Getting too much preformed vitamin A (usually from supplements or certain medicines) can cause dizziness, nausea, headaches, coma, and even death. High intakes of preformed vitamin A in pregnant women can also lead to congenital birth defects in the baby. Women who might be pregnant should not take high doses of vitamin A supplements. Rather, vitamin A should come from foods in the diet.

Consuming high amounts of beta-carotene or other forms of provitamin A can turn the skin yellow-orange, but this condition is harmless. High intakes of beta-carotene do not cause birth defects, or the other more serious effects caused by getting too much preformed vitamin A.

Encourage participants to talk to their health care provider if they are concerned about vitamin A.


What WIC-Eligible Foods Provide Vitamin A?

A number of WIC-eligible foods contain vitamin A, though not all foods may be available in every State, US Territory, or Indian Tribal Organization due to the flexibility they have in selecting foods for their WIC food packages. Among the WIC-eligible foods that provide vitamin A are:

  • Orange, yellow and red fruits and vegetables
  • Dark green leafy vegetables
  • Milk and milk products, as well as some milk substitution options:
      • Soy beverage
      • Yogurt
  • Fortified breakfast cereals
  • Eggs
  • Canned fish

Food sources beyond those in the WIC food packages that have vitamin A include beef liver and other organ meats, other fish, and poultry.

"Fortified" with vitamin A means the nutrient is added because it is not naturally found in the food item.


Is Vitamin A on the Nutrition Facts Label?

It’s voluntary for manufacturers to list vitamin A on the Nutrition Facts label. If it's on the label, it’ll be listed using micrograms (mcg) of retinol activity equivalents (RAE) and % Daily Value (%DV). 

RAE is used because it will account for the bioactivity of all types of vitamin A, both retinol and provitamin A carotenoids (like beta-carotene, which is converted to retinol in the body).

The %DV (how much a nutrient in a single serving of an individual packaged food) can be helpful to make comparisons between products (as long as serving sizes are the same) and informed choices.
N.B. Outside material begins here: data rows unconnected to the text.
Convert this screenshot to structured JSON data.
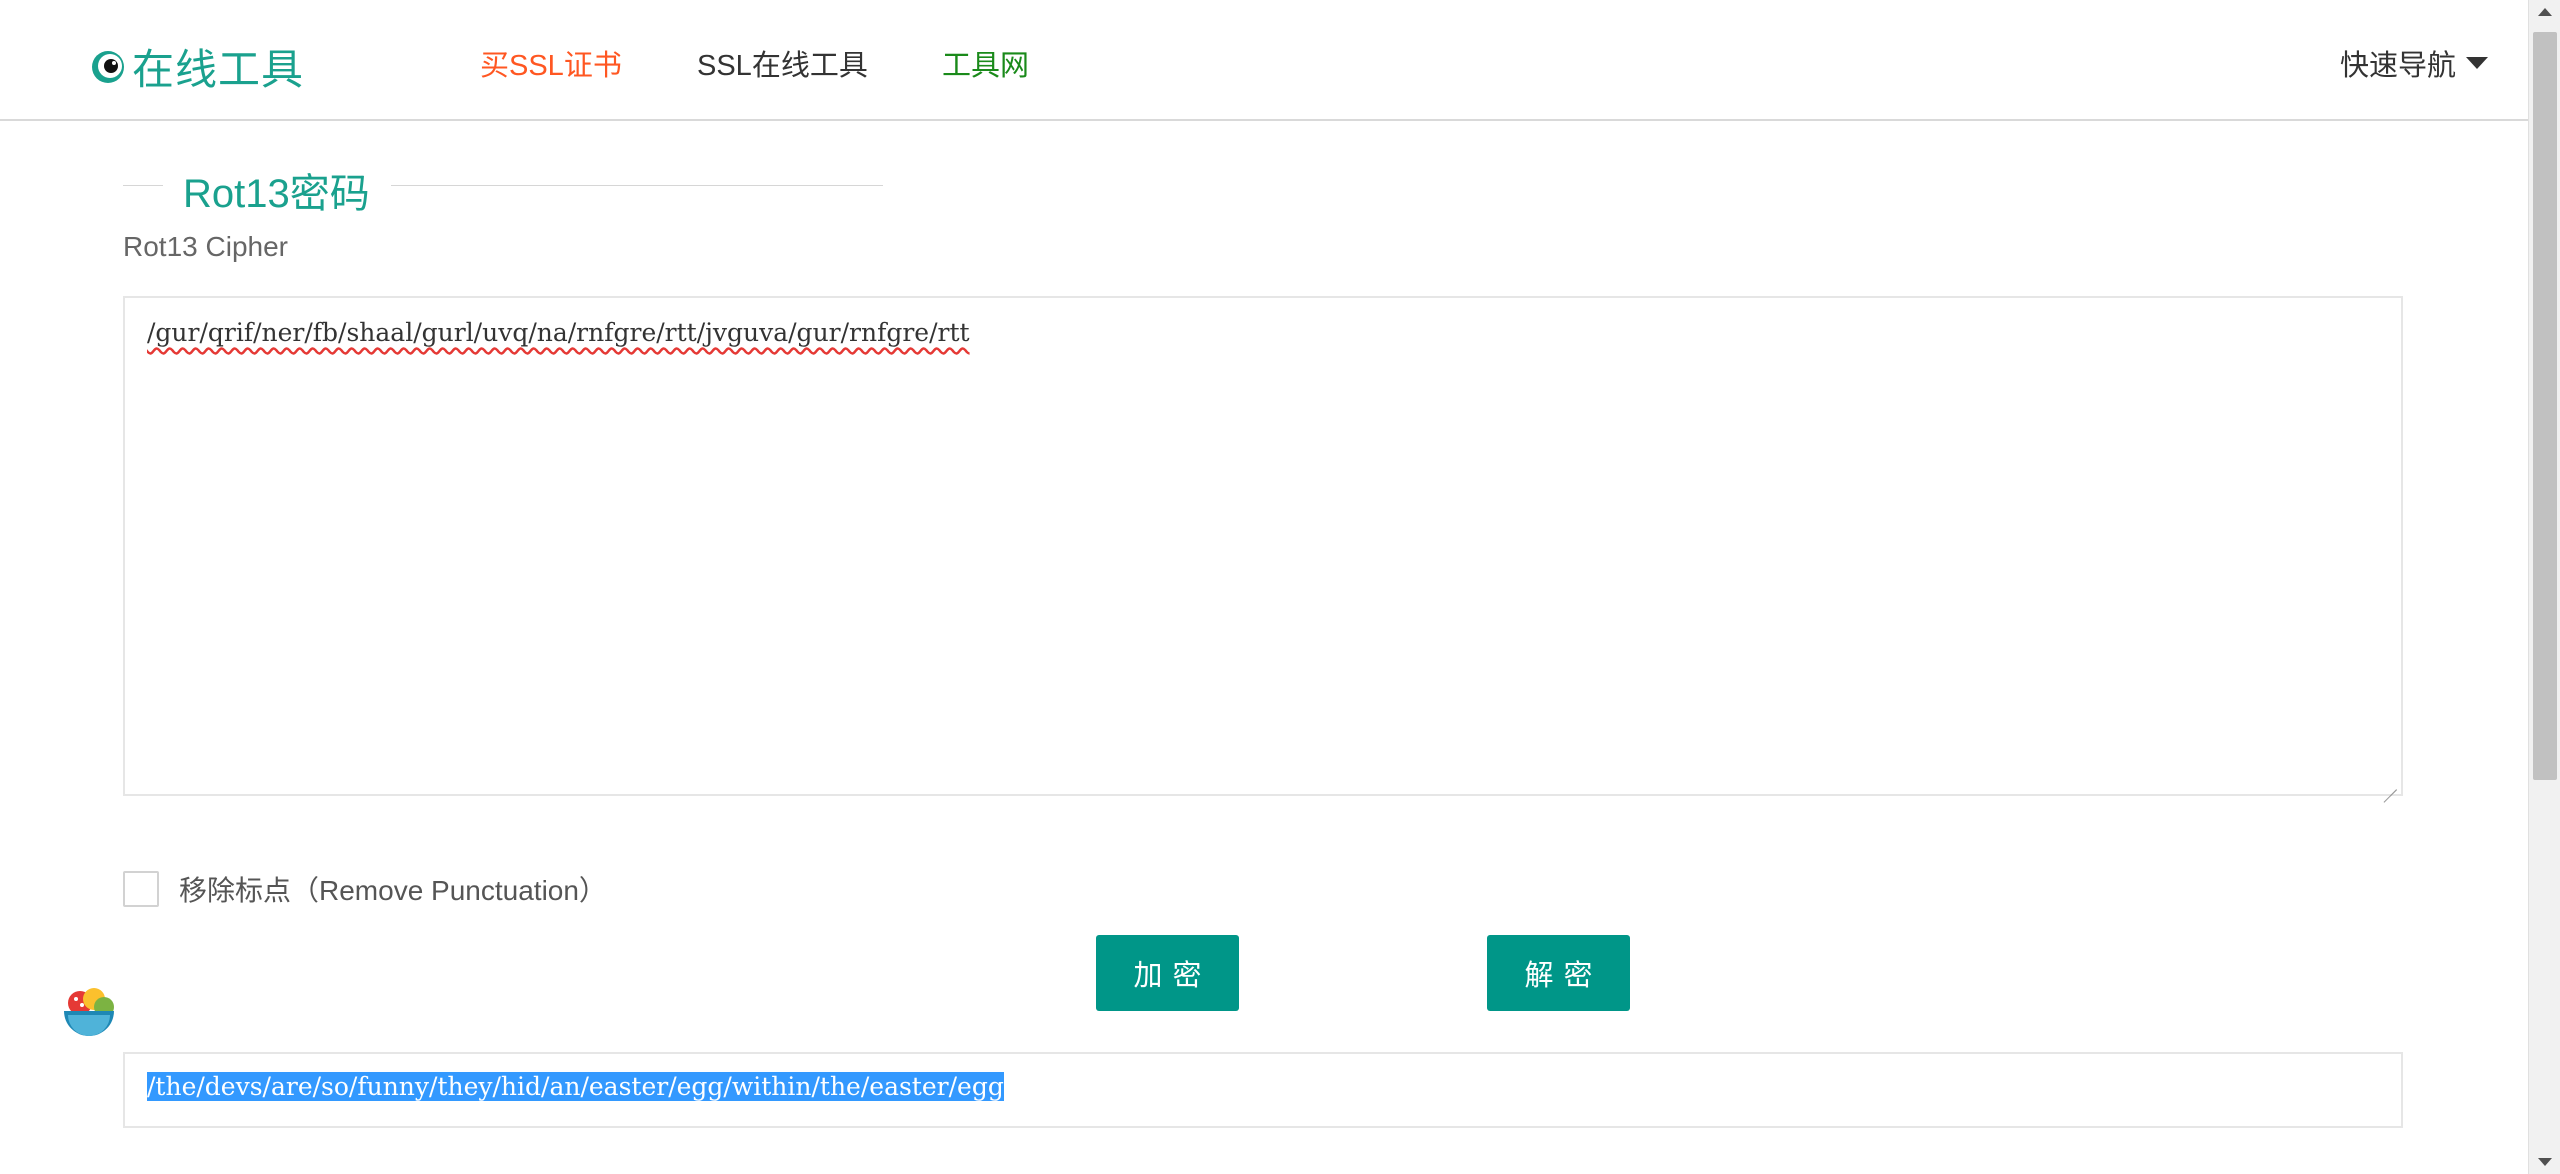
{
  "header": {
    "logo_text": "在线工具",
    "nav": {
      "buy_ssl": "买SSL证书",
      "ssl_tools": "SSL在线工具",
      "tools_net": "工具网"
    },
    "quick_nav": "快速导航"
  },
  "main": {
    "title": "Rot13密码",
    "subtitle": "Rot13 Cipher",
    "input_text": "/gur/qrif/ner/fb/shaal/gurl/uvq/na/rnfgre/rtt/jvguva/gur/rnfgre/rtt",
    "remove_punct_label": "移除标点（Remove Punctuation）",
    "remove_punct_checked": false,
    "encrypt_label": "加密",
    "decrypt_label": "解密",
    "output_text": "/the/devs/are/so/funny/they/hid/an/easter/egg/within/the/easter/egg"
  },
  "colors": {
    "accent": "#009688",
    "brand": "#1aa18e",
    "ssl_link": "#ff5722",
    "tools_link": "#1a8a1a",
    "selection": "#3399ff"
  },
  "icons": {
    "logo": "eye-logo-icon",
    "quick_nav": "caret-down-icon",
    "mascot": "mascot-bowl-icon"
  }
}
Read more about the Daily Value:

Daily Value and % Daily Value

The Lows and Highs of Percent Daily Value on the new Nutrition Facts Label



Education Resources

The Nutrition Facts label fact sheets for vitamins and minerals provide action steps to eating a diet rich in vitamins and minerals in general, plus has a chart that identifies food sources and functions of each, including vitamin A.
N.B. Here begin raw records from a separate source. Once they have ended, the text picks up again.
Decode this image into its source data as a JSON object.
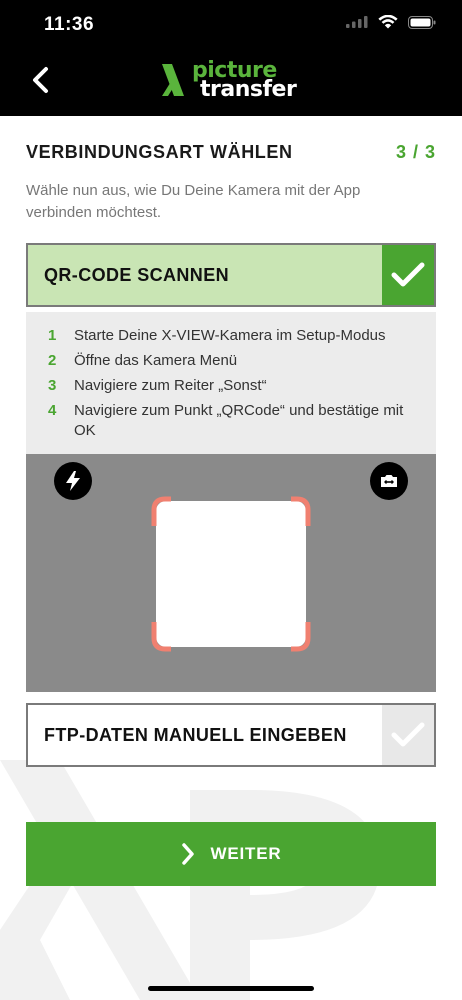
{
  "status_bar": {
    "time": "11:36"
  },
  "logo": {
    "word1": "picture",
    "word2": "transfer"
  },
  "page": {
    "title": "VERBINDUNGSART WÄHLEN",
    "step_count": "3 / 3",
    "subtitle": "Wähle nun aus, wie Du Deine Kamera mit der App verbinden möchtest."
  },
  "options": {
    "qr": {
      "label": "QR-CODE SCANNEN",
      "selected": true
    },
    "ftp": {
      "label": "FTP-DATEN MANUELL EINGEBEN",
      "selected": false
    }
  },
  "instructions": [
    {
      "num": "1",
      "text": "Starte Deine X-VIEW-Kamera im Setup-Modus"
    },
    {
      "num": "2",
      "text": "Öffne das Kamera Menü"
    },
    {
      "num": "3",
      "text": "Navigiere zum Reiter „Sonst“"
    },
    {
      "num": "4",
      "text": "Navigiere zum Punkt „QRCode“ und bestätige mit OK"
    }
  ],
  "camera": {
    "flash_icon": "flash-icon",
    "switch_icon": "camera-switch-icon"
  },
  "next_button": {
    "label": "WEITER"
  },
  "colors": {
    "accent": "#4aa531",
    "selected_bg": "#c9e5b4",
    "scan_frame": "#f08070",
    "header_bg": "#000000"
  }
}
MyPlate offers dairy, fruits, vegetables and protein foods nutrition education resources, including galleries for each of these food groups, as well as interactive resources for participants to:

  • Get a personalized MyPlate Plan (Plan MiPlato) that takes pregnancy and breastfeeding status into account.
  • Take the MyPlate Quiz to see how their eating habits stack up against recommendations and get tailored resources and a personal quiz results code to sync with the Start Simple with MyPlate app.
  • Set simple goals based on their personal needs with the Start Simple with MyPlate app. Sync results from the MyPlate Quiz for a personalized experience.  Join challenges, see progress, and earn badges to celebrate successes.
  • Shop (and save money!) with the Shop Simple with MyPlate web app to quickly find savings in the local area and discover new ways to prepare low-cost foods. Just enter the zip code to find cost-saving opportunities in the local area, including physical and online SNAP retailers and Farmer’s Markets. This app can be access via a smartphone and desktop/laptop.
  • Test their Food Group IQ with fun quizzes.
  • Hear healthy eating solutions from families via videos, and download Food Planning During the Coronavirus Pandemic (in English and Spanish).
  • Find activity sheets for kids, including bingo, coloring sheets and a food critic activity to help kids try new fruits, vegetables, or a new recipe.